Linkr follows a simple loop: contribute, discover, access. Access is the part still
being built — today the network is about contributing hotspots and discovering them.

<Note>
  The public map is a curated New York City preview. The steps below describe the beta
  app, where hotspots are actually contributed. See [Product status](/docs/introduction/status).
</Note>

## The flow

```
   Contribute            Discover             Access
   ┌─────────┐          ┌─────────┐          ┌──────────┐
   │ Hotspot │ ───────► │   Map   │ ───────► │  Roadmap │
   │ shared  │          │ listing │          │ (coming) │
   └─────────┘          └─────────┘          └──────────┘
```

## Contribute

Anyone in the beta can share a hotspot through the Linkr app. Sharing records the
hotspot's name, location, network type, and access settings so it can be discovered.
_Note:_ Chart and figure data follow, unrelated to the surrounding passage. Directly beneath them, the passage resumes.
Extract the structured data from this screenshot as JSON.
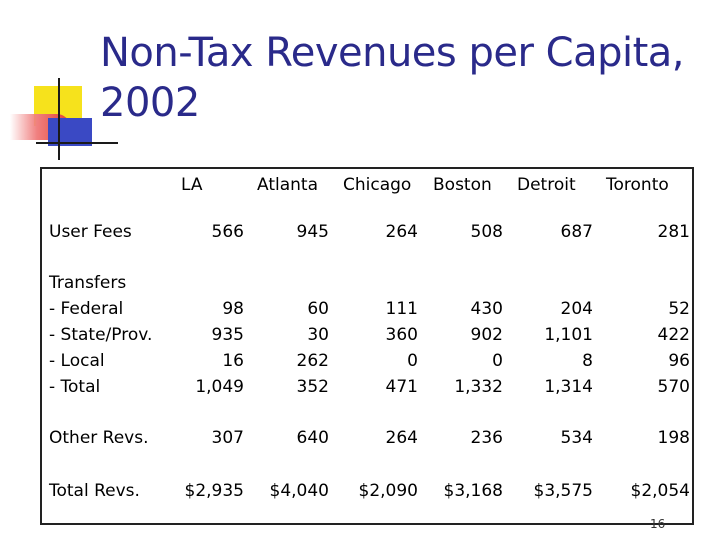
{
  "title": "Non-Tax Revenues per Capita, 2002",
  "page_number": "16",
  "columns": [
    "LA",
    "Atlanta",
    "Chicago",
    "Boston",
    "Detroit",
    "Toronto"
  ],
  "rows": [
    {
      "label": [
        "User Fees"
      ],
      "values": [
        [
          "566"
        ],
        [
          "945"
        ],
        [
          "264"
        ],
        [
          "508"
        ],
        [
          "687"
        ],
        [
          "281"
        ]
      ]
    },
    {
      "label": [
        "Transfers",
        "- Federal",
        "- State/Prov.",
        "- Local",
        "- Total"
      ],
      "values": [
        [
          "",
          "98",
          "935",
          "16",
          "1,049"
        ],
        [
          "",
          "60",
          "30",
          "262",
          "352"
        ],
        [
          "",
          "111",
          "360",
          "0",
          "471"
        ],
        [
          "",
          "430",
          "902",
          "0",
          "1,332"
        ],
        [
          "",
          "204",
          "1,101",
          "8",
          "1,314"
        ],
        [
          "",
          "52",
          "422",
          "96",
          "570"
        ]
      ]
    },
    {
      "label": [
        "Other Revs."
      ],
      "values": [
        [
          "307"
        ],
        [
          "640"
        ],
        [
          "264"
        ],
        [
          "236"
        ],
        [
          "534"
        ],
        [
          "198"
        ]
      ]
    },
    {
      "label": [
        "Total Revs."
      ],
      "values": [
        [
          "$2,935"
        ],
        [
          "$4,040"
        ],
        [
          "$2,090"
        ],
        [
          "$3,168"
        ],
        [
          "$3,575"
        ],
        [
          "$2,054"
        ]
      ]
    }
  ],
  "colors": {
    "title": "#2a2a8a",
    "deco_yellow": "#f6e21c",
    "deco_blue": "#3a49c4",
    "deco_red": "#e2402e"
  }
}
Sharing does not require special hardware. If you have internet access and a way to
create a wireless access point, you can contribute.

## Discover

Shared hotspots appear on the map. Users browse the map to find connectivity near them
or in a place they are interested in.

For each hotspot, the map shows its location, network type, signal, security, speed, and
the contributor's notes.

## Access

Access is where Linkr is headed next. Today the app helps you *find* hotspots and read
their details. Automatic connection — where the app joins a network for you — is on the
roadmap, not in the current build.

<Note>
  Linkr is not a passive directory. The direction is a network where contributions become
  discoverable and, over time, directly accessible.